Come on, corporations, I am in business with you (these emails are results of me being a client of corporations’ services)! Please put some effort in serving your plain text email readers.

Response to “Three reasons why the Semantic Web has failed”

Posted on http://gigaom.com/2013/11/03/three-reasons-why-the-semantic-web-has-failed/ as a comment (but at the time of posting it is still awaiting moderation).

I’d like to disagree with most of the article. Your argument “the Semantic Web has failed” does not follow from your “reasons”.
Sure, I’m pretty familiar with the Semantic Web and able to understand RDF (really, it’s not impossible to understand) and (most of) OWL, but that is not why I think a Synaptic Web can live next to a Semantic Web. To start: wouldn’t it be great for your streaming web interpreters to be presented with structured information next to unstructured text? Let it live on top of the Semantic Web (and the rest of the Web).

Do you want to exclude facts from knowledge? I, too, couldn’t care less about Leonardo da Vinci’s height, but if I see the Mona Lisa in Paris, I might want to know what else he painted and did and where I can see that. You need boring facts for that. Boring, but useful facts.
For human consumption “messages” are only part of knowledge. Take science for example. Science doesn’t only live in conversation; loads of scientific knowledge is transferred in documents.

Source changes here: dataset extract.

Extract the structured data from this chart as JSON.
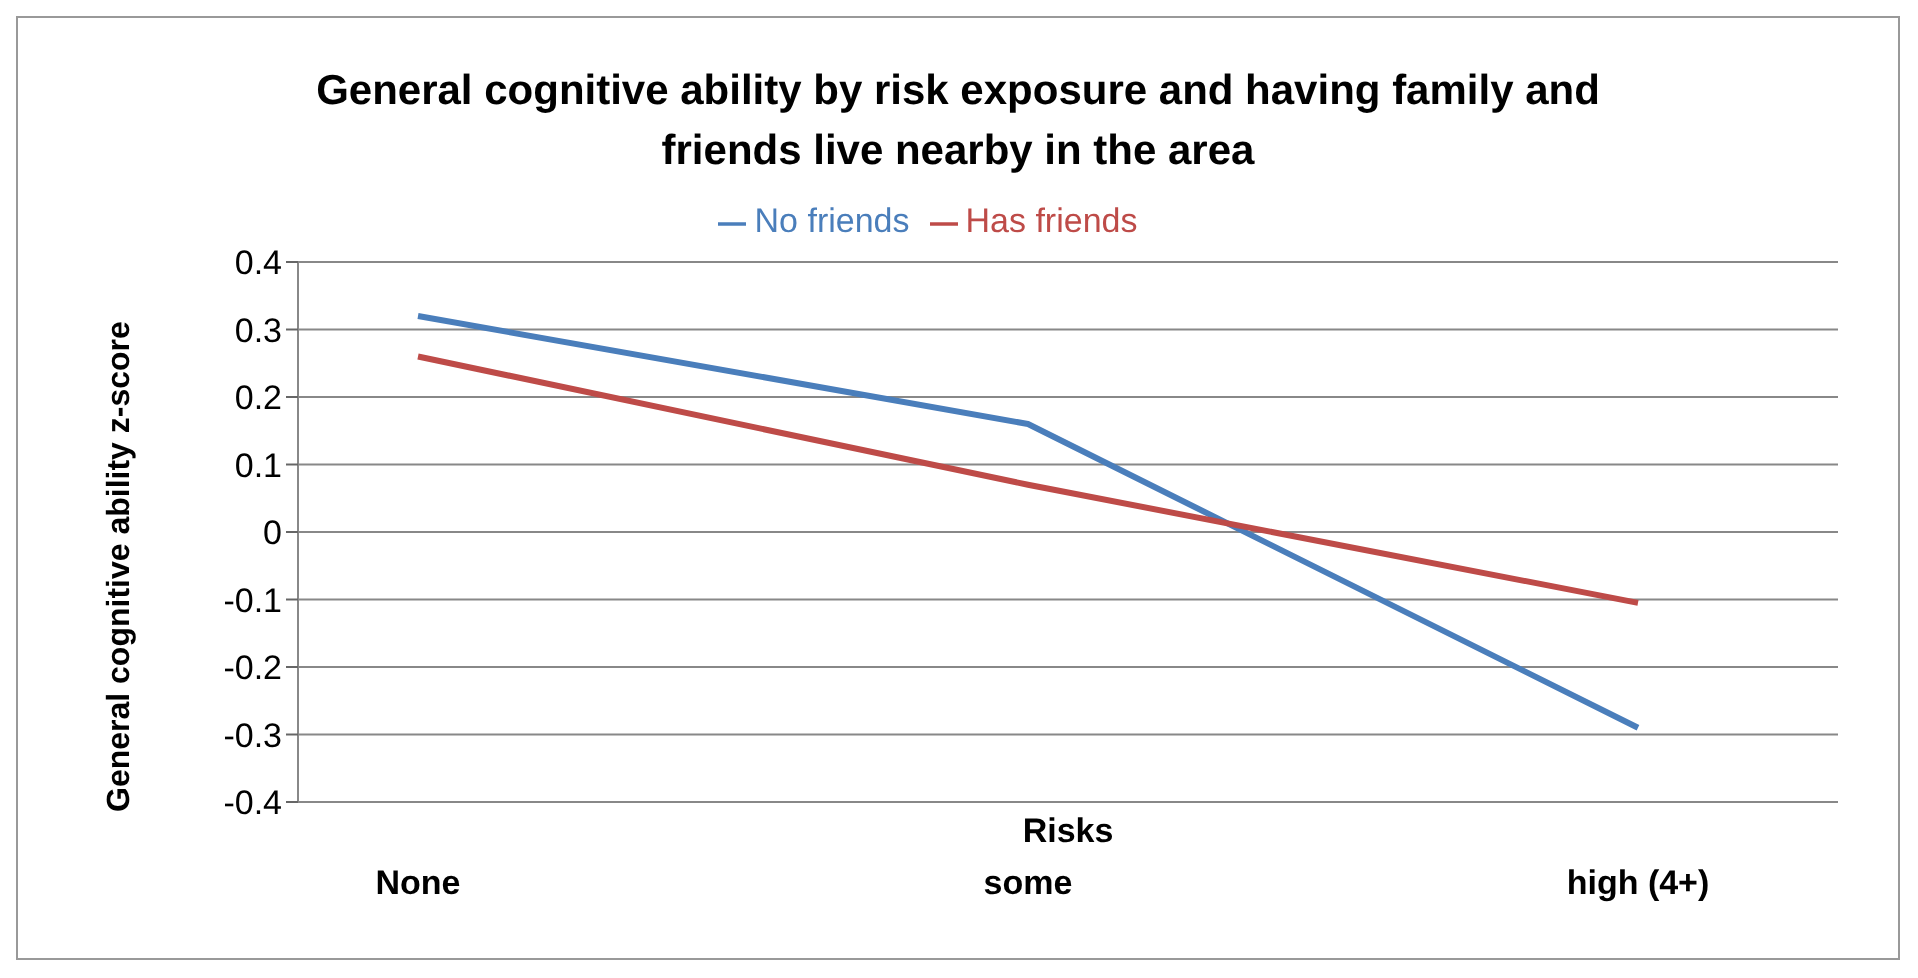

The Semantic Web doesn’t depend on XML. Or JSON – although JSON-LD is gaining lots of ground. Human end users shouldn’t need to see raw facts in any text format, only developers. Turtle is the easiest to read and write by hand, I think, but eventually programmers will do that just as rarely as they read and write JSON.

We’re still a long way from having phones that measure brain activity to decipher our thoughts before they become pieces of knowledge consisting of concepts and, err, facts about things we do, want, and feel. In light of my privacy, I’d like my phone to not push my thoughts and activities to the Synaptic Web. It could ask specific questions to the Web that I would like answered, but those questions are likely to be based around concepts, time and place (“what museums are open around here tomorrow?”). That almost works and looks like keyword search.

I like the vision of a Synaptic Web (I heard the term for [the] first time today), but to call the Semantic Web failed because people actually want a Synaptic Web was not proven today.